I thought that it would be good if he joined us. In the letters that I wrote to him, I always mentioned that he wouldn’t need to worry about his children, who he always brought with him, at all because it was more than certain that here with us in Cincinnati, he would definitely find a nice respectable family to take good care of them. The children would feel as though it was their home, and it wouldn’t cost him a lot.
But Karp was always busy traveling all around other cities. It seemed he had no desire to come to us, and when, finally, he did come, it was already getting towards the end of our time in Cincinnati, and things were not going so well for us.

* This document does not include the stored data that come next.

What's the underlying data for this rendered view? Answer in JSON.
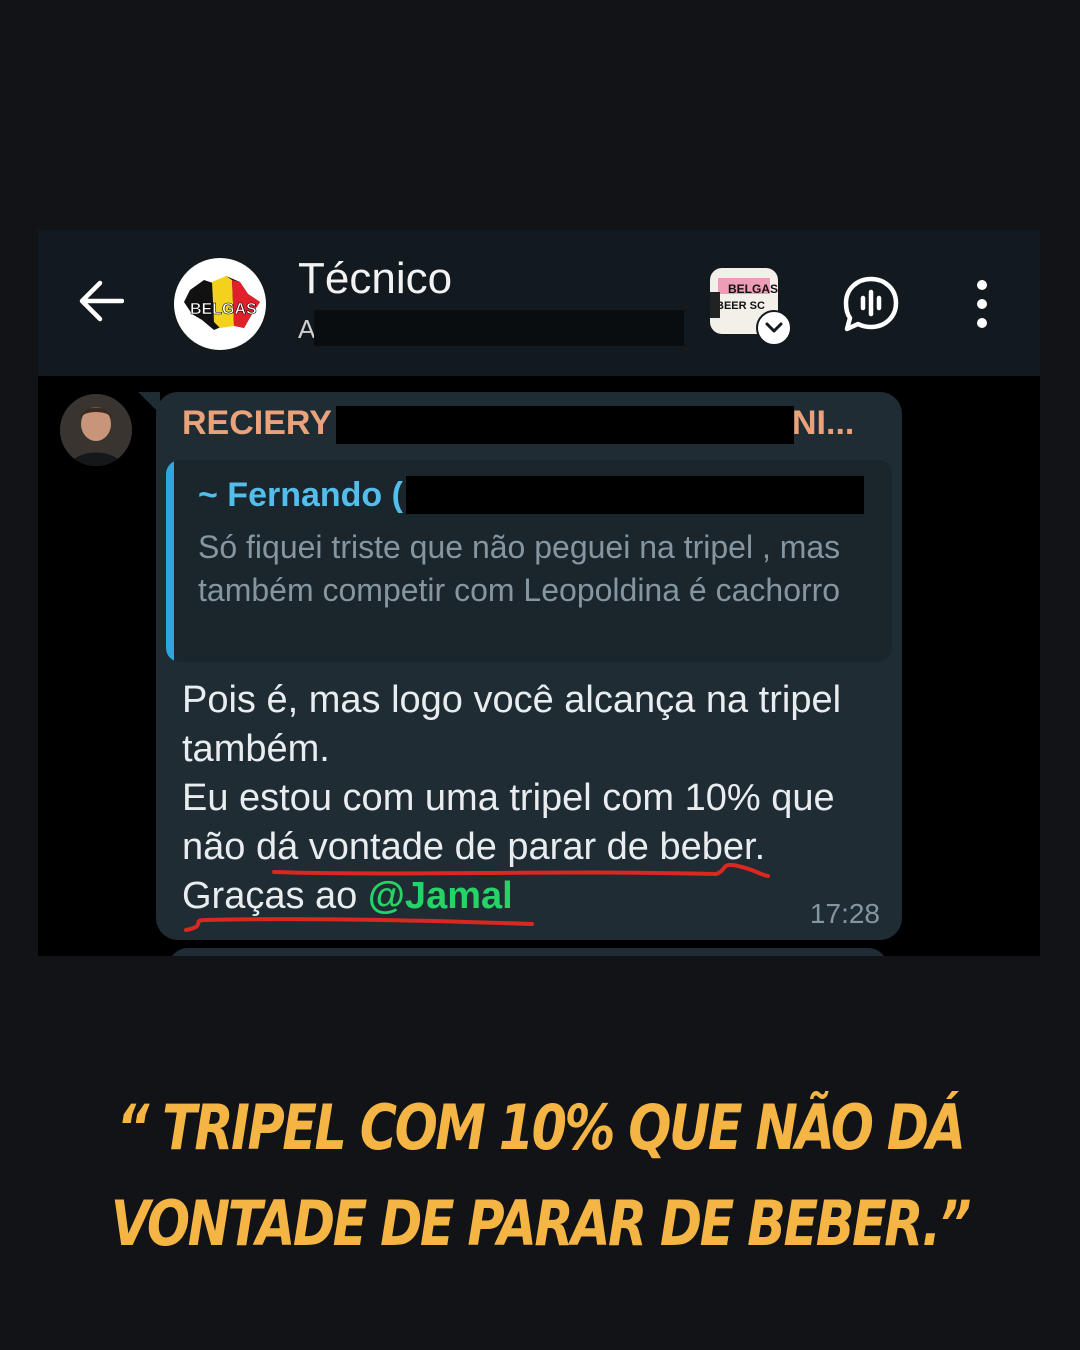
{
  "header": {
    "back_icon": "arrow-left-icon",
    "group_name": "Técnico",
    "group_subtitle": "A",
    "avatar_text": "BELGAS",
    "community_text_line1": "BELGAS",
    "community_text_line2": "BEER SC",
    "voice_icon": "voice-chat-icon",
    "menu_icon": "more-vertical-icon"
  },
  "message": {
    "sender_name": "RECIERY",
    "sender_name_tail": "NI...",
    "quote_author": "~ Fernando (",
    "quote_text": "Só fiquei triste que não peguei na tripel , mas também competir com Leopoldina é cachorro",
    "text_line1": "Pois é, mas logo você alcança na tripel também.",
    "text_line2": "Eu estou com uma tripel com 10% que não dá vontade de parar de beber. Graças ao ",
    "mention": "@Jamal",
    "time": "17:28"
  },
  "caption": {
    "text": "“ TRIPEL COM 10% QUE NÃO DÁ VONTADE DE PARAR DE BEBER.”"
  },
  "colors": {
    "background": "#111317",
    "bubble": "#1f2c34",
    "sender": "#e9a27a",
    "quote_author": "#53bdeb",
    "mention": "#25d366",
    "underline": "#d9281f",
    "caption": "#f5b545"
  }
}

Karp immediately took a dislike to Cincinnati and on all the voyle yidn around us, and he insisted that we go with him to Louisville, Kentucky.

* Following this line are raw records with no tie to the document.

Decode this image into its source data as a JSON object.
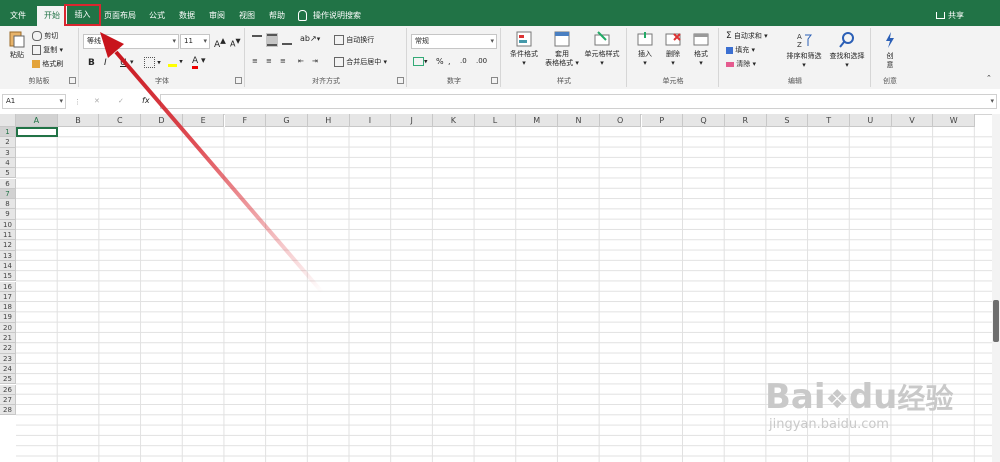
{
  "tabs": [
    "文件",
    "开始",
    "插入",
    "页面布局",
    "公式",
    "数据",
    "审阅",
    "视图",
    "帮助"
  ],
  "tell_me": "操作说明搜索",
  "share": "共享",
  "clipboard": {
    "paste": "粘贴",
    "cut": "剪切",
    "copy": "复制",
    "format_painter": "格式刷",
    "label": "剪贴板"
  },
  "font": {
    "name": "等线",
    "size": "11",
    "bold": "B",
    "italic": "I",
    "underline": "U",
    "grow": "A",
    "shrink": "A",
    "label": "字体"
  },
  "alignment": {
    "wrap": "自动换行",
    "merge": "合并后居中",
    "label": "对齐方式"
  },
  "number": {
    "format": "常规",
    "percent": "%",
    "comma": ",",
    "label": "数字"
  },
  "styles": {
    "conditional": "条件格式",
    "table_line1": "套用",
    "table_line2": "表格格式",
    "cell_styles": "单元格样式",
    "label": "样式"
  },
  "cells": {
    "insert": "插入",
    "delete": "删除",
    "format": "格式",
    "label": "单元格"
  },
  "editing": {
    "autosum": "自动求和",
    "fill": "填充",
    "clear": "清除",
    "sort": "排序和筛选",
    "find": "查找和选择",
    "label": "编辑"
  },
  "ideas": {
    "line1": "创",
    "line2": "意",
    "label": "创意"
  },
  "formula_bar": {
    "name_box": "A1",
    "fx": "fx",
    "cancel": "✕",
    "enter": "✓"
  },
  "columns": [
    "A",
    "B",
    "C",
    "D",
    "E",
    "F",
    "G",
    "H",
    "I",
    "J",
    "K",
    "L",
    "M",
    "N",
    "O",
    "P",
    "Q",
    "R",
    "S",
    "T",
    "U",
    "V",
    "W"
  ],
  "rows": [
    "1",
    "2",
    "3",
    "4",
    "5",
    "6",
    "7",
    "8",
    "9",
    "10",
    "11",
    "12",
    "13",
    "14",
    "15",
    "16",
    "17",
    "18",
    "19",
    "20",
    "21",
    "22",
    "23",
    "24",
    "25",
    "26",
    "27",
    "28"
  ],
  "watermark": {
    "logo_text": "Bai",
    "logo_text2": "du",
    "brand": "经验",
    "url": "jingyan.baidu.com"
  },
  "colors": {
    "accent": "#217346",
    "highlight": "#d9262f"
  }
}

– Why have you become so sullen about Cincinnati? - he scowled. - Cincinneti, Cincinn-shmeti… Now, Louisville, Kentucky - that is a city!…

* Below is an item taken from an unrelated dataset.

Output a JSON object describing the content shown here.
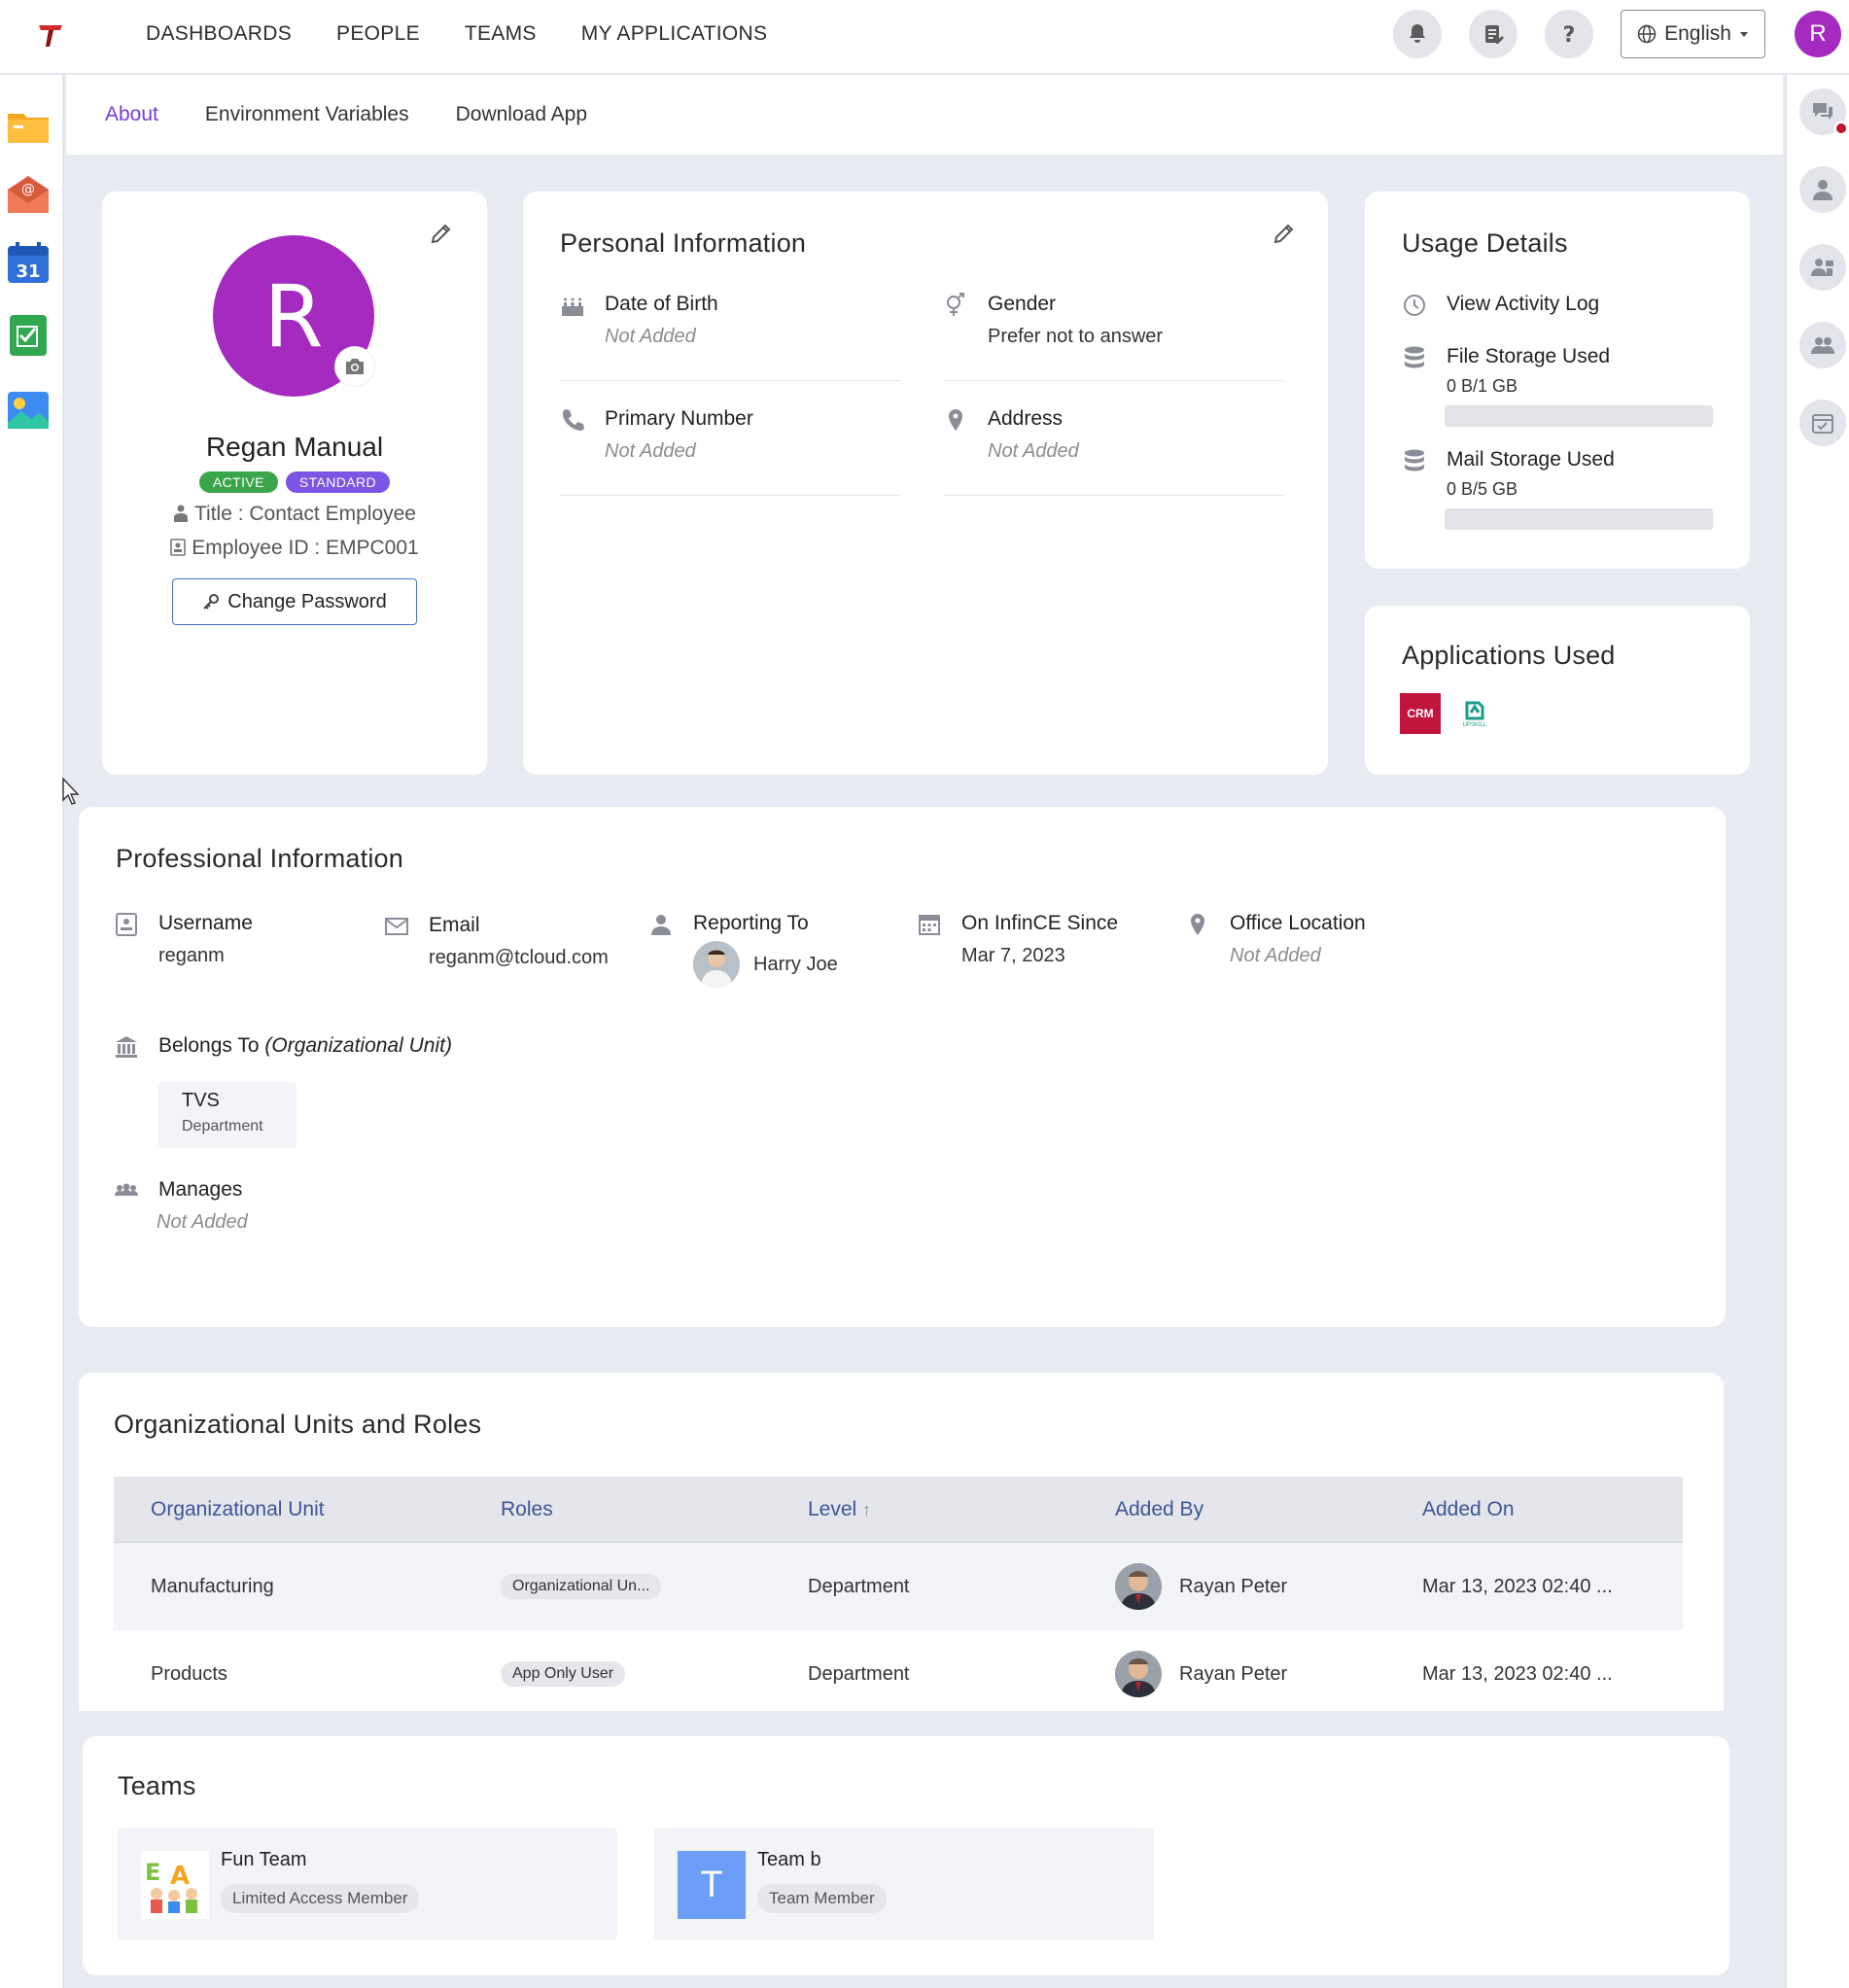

And so we left and went to Louisville, and there we put on several performances, and then something I didn’t expect at all happened…
Just when were playing in Louisville, Tanzman arrived there with his troupe. Nu, as you might expect, competition between us started right away, but that didn’t stop the actors and actresses in both troupes from meeting up and spending time with each other. And it ended with someone from our troupe having an affair with one of Tanzman’s sisters, and she joined into our troupe. We all became close pals with each other, but in the end they all went off together to play in another city and I was left behind, just as if I was a spare part…
Schoengold even tried to stand up for me. But interceding for my wife and I did not help, because the actor’s love affair with Tanzman’s sister - who, by the way, was really quite beautiful - created a situation where the troupe didn’t need me and my wife any longer, and on top of that, there were the usual series of intrigues and reminders of old feuds, so I could no longer be in the troupe.
All these things are very characteristic of the chaos that prevailed in our Yiddish theater world in those days. Nobody had contracts, nobody owed each other anything, you were always subject to the whims of this and that, and it was fairly common that, over some affair that lasted no longer than the Fast of Esther at Purim2, a troupe would go through complete upheaval and completely abandon some actors, who would get left behind…
I really resented that I was treated that way. I felt sorry for myself that I had to part with such good friends as Abba Schoengold, Jacob Frank, and Jakele Cone. But I had no other choice, so my wife and I went back to our family in Philadelphia, the same city where I settled after I arrived in America with a lot of high hopes. We lived off the money we had saved from the good times we had had in Cincinnati, we started preparing and I hoped that I would not go around empty for a long time.
At that time I was already a father of two children. We had a son and a daughter3. And when week after week went by and I still had nothing to show for myself, I became very restless. I must have been restless, because the little sum of money I had saved up in Cincinnati was growing smaller and smaller. It had already “run dry,” as we used to say. I left for New York. Confident that by now people would have heard a lot about me and certainly about the great success I had had in Cincinnati, I went to Thomashefsky, and also to Adler, and asked them to hire me.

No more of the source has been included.